I have noticed that using sparse interval matrices is a big performance hit:

```
using ValidatedNumerics, SparseArrays
import ValidatedNumerics.IntervalArithmetic.hull
n = 10000
P = sprand(n, n, 0.01)
Q = sprandn(n, n, 0.01)
hull(a::Real, b::Real) = hull(Interval(a), Interval(b))
AA = hull.(P,Q)
A = P + Q
b = ones(n, 1)
bb = AA * b
# A is a 10000×10000 SparseMatrixCSC{Float64,Int64} with 1988652 stored entries
# AA is a 10000×10000 SparseMatrixCSC{Interval{Float64},Int64} with 1988652 stored entries
# b is a 10000×1 Array{Float64,2}
#bb is a 10000×1 Array{Interval{Float64},2}
function product(A, b)
c = A*b
end
@time product(A, b);
@time product(AA, bb);
```

returns

```
0.007439 seconds (1.60 k allocations: 173.437 KiB)
0.150222 seconds (1.60 k allocations: 251.421 KiB)
```

on my machine.

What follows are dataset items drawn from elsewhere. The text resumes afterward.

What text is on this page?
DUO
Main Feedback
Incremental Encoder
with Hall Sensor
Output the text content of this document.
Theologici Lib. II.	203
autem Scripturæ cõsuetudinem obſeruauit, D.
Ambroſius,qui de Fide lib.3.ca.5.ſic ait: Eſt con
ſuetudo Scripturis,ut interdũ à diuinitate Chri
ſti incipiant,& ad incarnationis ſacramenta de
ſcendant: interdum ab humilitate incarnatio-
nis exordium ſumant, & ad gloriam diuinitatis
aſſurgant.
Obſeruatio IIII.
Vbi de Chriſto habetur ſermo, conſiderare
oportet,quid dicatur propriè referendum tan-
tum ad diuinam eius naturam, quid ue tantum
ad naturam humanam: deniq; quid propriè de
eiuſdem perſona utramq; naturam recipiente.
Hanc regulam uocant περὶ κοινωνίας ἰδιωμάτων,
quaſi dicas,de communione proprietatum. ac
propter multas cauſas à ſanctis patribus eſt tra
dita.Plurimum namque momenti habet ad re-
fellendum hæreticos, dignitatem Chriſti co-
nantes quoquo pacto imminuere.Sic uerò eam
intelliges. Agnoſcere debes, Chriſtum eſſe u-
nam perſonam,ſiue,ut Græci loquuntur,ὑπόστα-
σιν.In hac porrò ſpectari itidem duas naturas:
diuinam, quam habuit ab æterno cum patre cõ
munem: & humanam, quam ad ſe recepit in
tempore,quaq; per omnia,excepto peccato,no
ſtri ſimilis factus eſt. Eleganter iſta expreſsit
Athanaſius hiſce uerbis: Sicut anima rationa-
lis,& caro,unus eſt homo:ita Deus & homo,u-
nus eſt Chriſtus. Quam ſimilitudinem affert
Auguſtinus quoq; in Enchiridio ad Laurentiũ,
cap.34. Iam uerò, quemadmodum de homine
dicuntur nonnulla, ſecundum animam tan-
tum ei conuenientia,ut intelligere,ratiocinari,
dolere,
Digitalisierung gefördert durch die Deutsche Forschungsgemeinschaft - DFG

The higher allocations are expected, since the second function computes a vector of intervals rather than a vector of reals, but I was expecting it to be 2-4x slower, not 20x.

Am I doing something wrong? Is there a package where this operation is implemented in a more performant way? I checked `IntervalMatrices.jl`

but that seems to do something else entirely.